English Language Arts scores continue to be very strong in Andover middle schools. All three middle schools scored 91 percent or higher in the “proficient or higher” category. Doherty Middle scored 97 percent for all three grades (6, 7, 8); West Middle scored 92; and Wood Hill scored 91 for their “all grades” scores.
Science and tech/engineering scores were much lower at all three middle schools, although still better than the state average. Doherty scored 73 percent for all grades in the “proficient or higher” category while West Middle and Wood Hill each had 63 percent in that category. The state average is 54.
While “very pleased” with the terrific math scores at Andover High School, Superintendent of Schools Marinel McGrath said lower math scores in elementary school don’t necessarily add up to trouble. She said there is a wide gap in how kids think and solve math equations at that age.

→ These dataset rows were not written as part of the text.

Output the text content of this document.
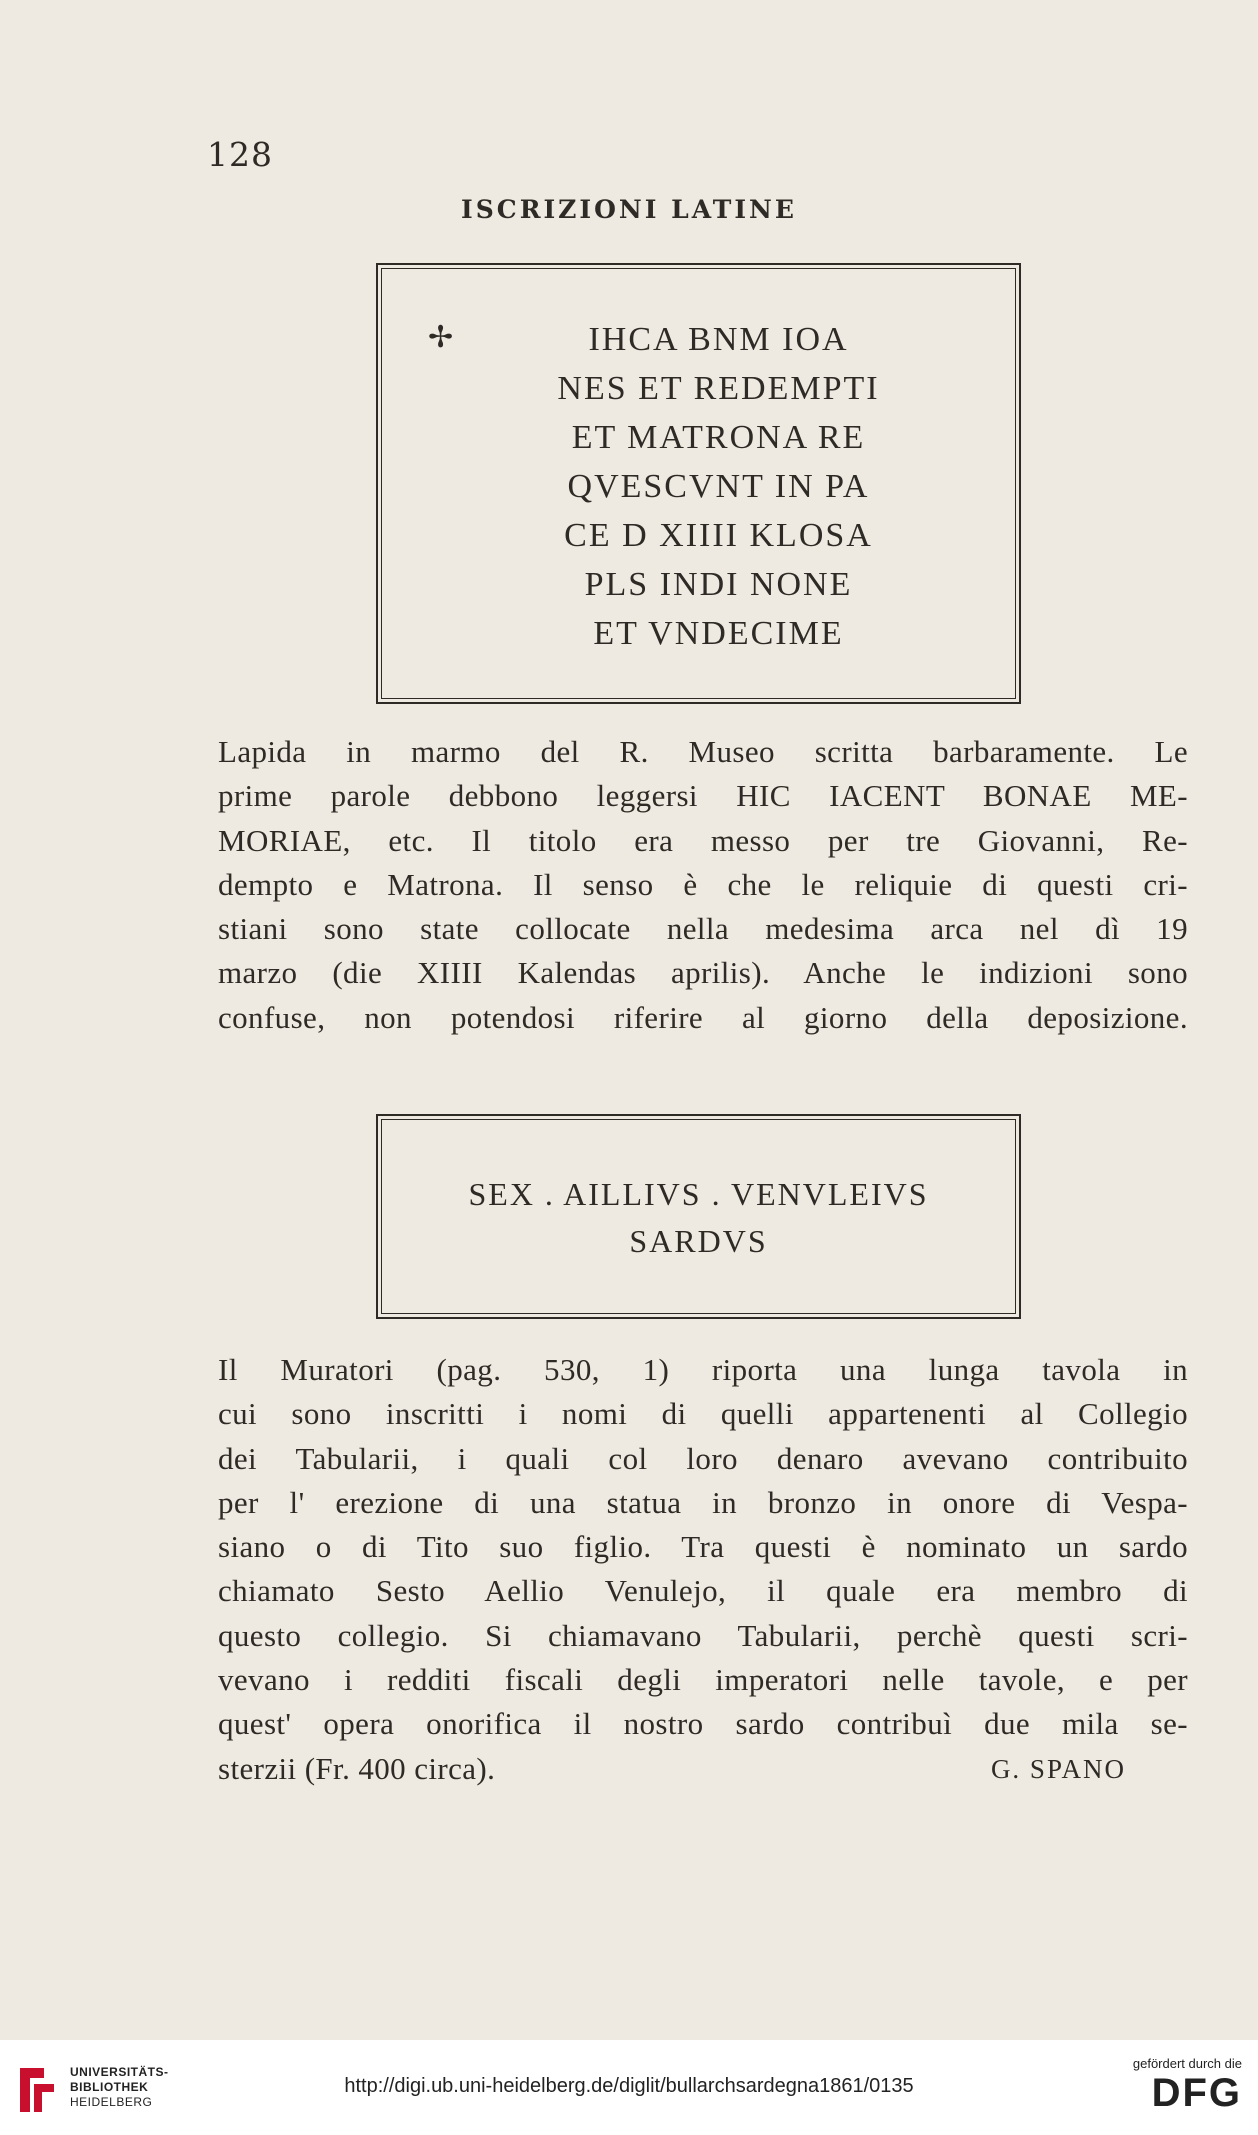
128
ISCRIZIONI LATINE
✢	IHCA BNM IOA
NES ET REDEMPTI
ET MATRONA RE
QVESCVNT IN PA
CE D XIIII KLOSA
PLS INDI NONE
ET VNDECIME
Lapida in marmo del R. Museo scritta barbaramente. Le
prime parole debbono leggersi HIC IACENT BONAE ME-
MORIAE, etc. Il titolo era messo per tre Giovanni, Re-
dempto e Matrona. Il senso è che le reliquie di questi cri-
stiani sono state collocate nella medesima arca nel dì 19
marzo (die XIIII Kalendas aprilis). Anche le indizioni sono
confuse, non potendosi riferire al giorno della deposizione.
SEX . AILLIVS . VENVLEIVS
SARDVS
Il Muratori (pag. 530, 1) riporta una lunga tavola in
cui sono inscritti i nomi di quelli appartenenti al Collegio
dei Tabularii, i quali col loro denaro avevano contribuito
per l' erezione di una statua in bronzo in onore di Vespa-
siano o di Tito suo figlio. Tra questi è nominato un sardo
chiamato Sesto Aellio Venulejo, il quale era membro di
questo collegio. Si chiamavano Tabularii, perchè questi scri-
vevano i redditi fiscali degli imperatori nelle tavole, e per
quest' opera onorifica il nostro sardo contribuì due mila se-
sterzii (Fr. 400 circa).	G. SPANO
UNIVERSITÄTS-
BIBLIOTHEK
HEIDELBERG
http://digi.ub.uni-heidelberg.de/diglit/bullarchsardegna1861/0135
gefördert durch die
DFG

“We would be concerned if we did not understand what is occurring longitudinally with cohorts of students coupled with our understanding of how children develop mathematical thinking and their ability to think abstractly,” McGrath said in an email. “There is great cognitive variability in students ages 9 to 11.”
Fourth grade math is a big change for students, she said.
“In the early grades, students can ‘see’ that 3 x 3 = 9 readily through the manipulation of objects and study of patterns of numbers. Beginning in fourth grade, a student can not so easily ‘see’ that 27 x 45 = 1,215 due to the level of abstraction,” McGrath said.
She called fourth grade math a “stepping stone” as students step from concrete math to the more abstract nature of math. Math understanding shifts again in grades 7 and continues through grade 12, she said. “If we look at our fourth grade MCAS scores historically, 67 to 74 percent of our students have scored in the proficient/advanced category while in fifth grade – when they are able to think more conceptually and abstractly –our students’ MCAS scores in the proficient and advanced categories are historically in the range of 82 to 86 percent,” McGrath said.
MCAS scores are analyzed by teachers and principals who make instructional and curricular decisions. Staffers determine if more time is needed on a particular topic, they identify the best strategies for that topic and get supplementary materials if needed, McGrath said.
“We are fortunate to have strong teachers and programs in mathematics. I believe our teachers are preparing our students to understand, use and apply mathematics,” McGrath said.